At least 147 people were executed in Saudi Arabia in 2022 for crimes including “disruption of social fabric,” which zina too has traditionally been interpreted. Iran, Saudi’s Shia counterpart, executed over 500 last year for similar violations.

A majority of the countries in the Muslim world incorporate Islamic sharia in varying degrees, with about a quarter of the Muslim-majority states imposing the Hudud codes, including violent penalties for “crimes” such as apostasy, homosexuality, and adultery. The hudud punishments stem from the Quran and Hadiths (sayings of Muhammad), which uphold death for “spreading mischief,” and lashes for sexual intercourse outside of marriage. And it is the Muslims who remain the primary victims of these barbaric laws.

While today Saudi Arabia claims to be modernizing, it was the Saudi-led Arab world that proliferated these Islamic codes over the past half a century. Even as states like the United Arab Emirates are relaxing many of these laws, the radical Islamization of Muslim-majority countries has meant that the Islamist inertia no longer necessitates external coercion for penal codes, and law enforcement authorities, to implement antediluvian policies in the vast majority of the Muslim world. In December, the officially secular Indonesia, the most populous Muslim-majority country, banned cohabitation between unmarried couples.

Killings over zina continue to take place from Malaysia to Lebanon, with violent penalties issued for “unlawful sex” from Sudan to Morocco to Afghanistan. In many of these countries, gruesome sharia clauses overlap with localized tribal codes resulting in a spree of so-called honor killings. Murders in the name of honor, overwhelmingly targeting women exercising personal freedoms, are not only prevalent in Muslim-majority countries but also among Muslim minorities in the West, from Europe to North America.

Of course, Muslim communities do not have a monopoly over these crimes, with honor killings in Western states taking place under an array of families, quite often of South Asian and Middle Eastern heritage. Honor killings, overlapping with “crimes of passion,” take place around the world across continents, ethnicities, cultures, and traditions. However, the prevalent scriptural adherence in Muslim communities, and the correlated theological justification for violence against adulterers, means these crimes face lesser resistance in many Muslim-majority countries, especially where the gory penalties are codified. This is largely responsible for the states that incorporate Islamic sharia finding themselves towards the bottom of gender gap indices.

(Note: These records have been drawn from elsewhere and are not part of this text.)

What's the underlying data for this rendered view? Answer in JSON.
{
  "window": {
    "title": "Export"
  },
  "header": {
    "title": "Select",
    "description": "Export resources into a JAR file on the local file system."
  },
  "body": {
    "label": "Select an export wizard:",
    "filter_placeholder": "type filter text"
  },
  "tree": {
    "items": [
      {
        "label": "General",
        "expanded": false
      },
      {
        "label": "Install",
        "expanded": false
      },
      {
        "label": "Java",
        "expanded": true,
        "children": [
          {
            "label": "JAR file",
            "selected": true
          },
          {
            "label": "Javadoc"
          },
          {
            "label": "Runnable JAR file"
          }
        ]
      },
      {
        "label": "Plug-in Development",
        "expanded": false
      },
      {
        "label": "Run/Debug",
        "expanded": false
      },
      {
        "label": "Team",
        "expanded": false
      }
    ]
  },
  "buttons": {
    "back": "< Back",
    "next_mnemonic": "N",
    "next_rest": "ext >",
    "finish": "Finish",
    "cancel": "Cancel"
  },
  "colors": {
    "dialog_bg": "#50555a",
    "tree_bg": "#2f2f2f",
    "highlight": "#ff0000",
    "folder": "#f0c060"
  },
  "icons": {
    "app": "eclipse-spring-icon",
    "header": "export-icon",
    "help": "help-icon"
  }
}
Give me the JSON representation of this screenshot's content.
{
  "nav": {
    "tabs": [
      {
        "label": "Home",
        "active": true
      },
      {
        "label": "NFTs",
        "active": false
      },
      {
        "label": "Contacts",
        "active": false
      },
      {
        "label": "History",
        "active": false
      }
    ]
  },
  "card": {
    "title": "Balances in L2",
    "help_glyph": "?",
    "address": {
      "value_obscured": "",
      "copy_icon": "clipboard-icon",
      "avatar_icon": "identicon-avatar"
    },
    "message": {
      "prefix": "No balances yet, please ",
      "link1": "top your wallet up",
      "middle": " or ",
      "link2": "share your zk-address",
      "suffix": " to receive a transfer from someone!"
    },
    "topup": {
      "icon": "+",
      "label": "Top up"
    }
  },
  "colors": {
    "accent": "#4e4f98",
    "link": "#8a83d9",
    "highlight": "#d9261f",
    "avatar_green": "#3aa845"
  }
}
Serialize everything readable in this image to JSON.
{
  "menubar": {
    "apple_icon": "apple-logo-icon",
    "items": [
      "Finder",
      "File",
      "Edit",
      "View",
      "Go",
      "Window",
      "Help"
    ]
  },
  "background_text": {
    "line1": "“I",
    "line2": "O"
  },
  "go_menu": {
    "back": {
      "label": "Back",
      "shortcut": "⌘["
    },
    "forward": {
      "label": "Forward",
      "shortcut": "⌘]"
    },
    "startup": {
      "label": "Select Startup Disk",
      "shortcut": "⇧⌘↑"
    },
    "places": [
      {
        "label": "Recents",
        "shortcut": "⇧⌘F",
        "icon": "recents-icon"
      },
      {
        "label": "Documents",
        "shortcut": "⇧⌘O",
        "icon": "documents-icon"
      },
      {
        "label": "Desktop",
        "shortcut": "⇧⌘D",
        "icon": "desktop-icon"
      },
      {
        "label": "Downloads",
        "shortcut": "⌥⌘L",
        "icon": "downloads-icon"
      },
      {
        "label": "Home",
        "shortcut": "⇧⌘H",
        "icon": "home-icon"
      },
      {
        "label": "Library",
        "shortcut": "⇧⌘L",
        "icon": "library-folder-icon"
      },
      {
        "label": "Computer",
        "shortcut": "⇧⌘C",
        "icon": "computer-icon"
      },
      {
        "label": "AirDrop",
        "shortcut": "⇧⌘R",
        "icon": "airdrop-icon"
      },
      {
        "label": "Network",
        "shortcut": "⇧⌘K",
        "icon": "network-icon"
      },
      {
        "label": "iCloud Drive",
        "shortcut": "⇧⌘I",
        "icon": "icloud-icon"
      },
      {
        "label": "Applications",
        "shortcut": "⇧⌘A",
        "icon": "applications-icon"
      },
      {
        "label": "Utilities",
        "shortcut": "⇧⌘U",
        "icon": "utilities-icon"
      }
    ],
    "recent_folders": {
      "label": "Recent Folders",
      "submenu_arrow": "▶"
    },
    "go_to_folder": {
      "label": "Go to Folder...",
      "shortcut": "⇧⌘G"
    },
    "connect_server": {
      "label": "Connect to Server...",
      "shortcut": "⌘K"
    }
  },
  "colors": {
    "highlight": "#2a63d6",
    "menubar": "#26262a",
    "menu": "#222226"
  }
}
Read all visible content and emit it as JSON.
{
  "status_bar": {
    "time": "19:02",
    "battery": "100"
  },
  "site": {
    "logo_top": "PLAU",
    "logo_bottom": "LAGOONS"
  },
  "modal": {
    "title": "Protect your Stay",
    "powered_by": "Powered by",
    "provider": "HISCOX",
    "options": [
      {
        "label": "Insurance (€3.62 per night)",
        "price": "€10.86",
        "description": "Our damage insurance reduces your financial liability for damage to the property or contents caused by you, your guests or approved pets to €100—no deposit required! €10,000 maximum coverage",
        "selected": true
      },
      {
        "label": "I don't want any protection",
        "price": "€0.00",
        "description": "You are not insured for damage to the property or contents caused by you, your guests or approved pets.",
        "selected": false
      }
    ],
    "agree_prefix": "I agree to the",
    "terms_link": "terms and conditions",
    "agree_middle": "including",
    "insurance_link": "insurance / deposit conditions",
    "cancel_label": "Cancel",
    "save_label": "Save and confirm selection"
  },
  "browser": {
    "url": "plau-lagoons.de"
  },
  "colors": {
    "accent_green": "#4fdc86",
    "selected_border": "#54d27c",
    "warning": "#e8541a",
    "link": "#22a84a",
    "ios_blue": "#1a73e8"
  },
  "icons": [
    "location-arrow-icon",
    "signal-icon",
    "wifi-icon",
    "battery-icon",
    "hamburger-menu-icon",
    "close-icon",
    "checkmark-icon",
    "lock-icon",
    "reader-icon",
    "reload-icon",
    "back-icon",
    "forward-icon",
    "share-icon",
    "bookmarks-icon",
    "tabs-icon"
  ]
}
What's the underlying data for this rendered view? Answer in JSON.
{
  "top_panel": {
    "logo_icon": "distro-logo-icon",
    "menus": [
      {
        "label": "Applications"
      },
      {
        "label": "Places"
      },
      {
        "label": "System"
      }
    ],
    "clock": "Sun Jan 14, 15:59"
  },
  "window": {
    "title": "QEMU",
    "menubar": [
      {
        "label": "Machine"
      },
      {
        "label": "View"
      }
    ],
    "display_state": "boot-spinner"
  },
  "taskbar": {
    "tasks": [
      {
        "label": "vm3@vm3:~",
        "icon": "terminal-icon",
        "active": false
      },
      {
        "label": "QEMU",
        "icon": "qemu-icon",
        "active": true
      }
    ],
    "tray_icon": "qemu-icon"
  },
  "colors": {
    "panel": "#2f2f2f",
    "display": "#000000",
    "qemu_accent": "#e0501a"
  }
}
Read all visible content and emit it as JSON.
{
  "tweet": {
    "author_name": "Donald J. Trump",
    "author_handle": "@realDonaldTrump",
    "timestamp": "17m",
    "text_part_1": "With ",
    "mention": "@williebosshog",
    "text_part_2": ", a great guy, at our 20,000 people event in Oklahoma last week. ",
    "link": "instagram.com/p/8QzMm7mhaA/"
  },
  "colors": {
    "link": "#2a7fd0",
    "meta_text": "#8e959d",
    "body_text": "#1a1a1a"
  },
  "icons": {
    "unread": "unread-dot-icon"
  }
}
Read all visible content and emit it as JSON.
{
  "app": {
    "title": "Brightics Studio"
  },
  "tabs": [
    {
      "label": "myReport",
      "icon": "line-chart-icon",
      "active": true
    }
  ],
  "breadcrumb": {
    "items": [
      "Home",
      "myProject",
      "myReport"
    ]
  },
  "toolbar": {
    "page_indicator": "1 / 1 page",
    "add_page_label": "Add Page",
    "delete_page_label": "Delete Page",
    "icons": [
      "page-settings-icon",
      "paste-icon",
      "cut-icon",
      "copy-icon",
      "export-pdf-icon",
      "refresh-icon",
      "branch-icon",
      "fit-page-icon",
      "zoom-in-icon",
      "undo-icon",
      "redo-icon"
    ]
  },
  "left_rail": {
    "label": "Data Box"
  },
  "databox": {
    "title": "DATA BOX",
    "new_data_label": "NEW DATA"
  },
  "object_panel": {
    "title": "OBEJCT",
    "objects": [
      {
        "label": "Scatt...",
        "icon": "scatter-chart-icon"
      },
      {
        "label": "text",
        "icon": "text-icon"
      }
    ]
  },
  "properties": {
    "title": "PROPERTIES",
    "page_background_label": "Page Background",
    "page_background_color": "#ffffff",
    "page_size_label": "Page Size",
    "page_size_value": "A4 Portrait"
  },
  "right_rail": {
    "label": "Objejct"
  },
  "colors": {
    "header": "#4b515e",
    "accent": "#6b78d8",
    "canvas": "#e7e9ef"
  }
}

Whether it’s sharia-ordained penalties for adultery or repressive hijab mandates, the Islamic doctrines suppressing freedoms—especially for Muslim women—are designed to uphold totalitarian controls over minds and bodies. Sexual “deviance” has historically been the yardstick for autocratic rulers to gauge the political subservience of the masses, whose private lives otherwise had no bearing on state matters. And today, with the world freer and more interconnected than ever, no regime or religion can be allowed to determine what two consenting adults do in their private space.

For the sharia-shackled Muslim women, Islamic enforcement is much more than who they live or sleep with—it’s about their acceptance as individuals not forcibly affixed with a “mahram” (male custodians). While cohabiting with partners is criminalized, just finding accommodation or making a living for their own selves is often challenging for single women, even in officially secular Muslim states, while theocratic Islamic regimes officially mandate male custodianship. To undo this clampdown on individual freedoms, the penal codes need to be purged of outmoded sharia and the Islamic stranglehold over Muslim communities undone.

The Arab monarchies might be “liberalizing” to cater to their fiscal ambitions, but any modernization bid is likely to implode without ensuring freedoms for all citizens. Even if these unrepresentative tribal oligarchs are unlikely to pave the way for their own abdications, they should gradually begin preparing to answer the following question: if royal families and sporting superstars can be allowed to defy Islam, why not regular Muslims?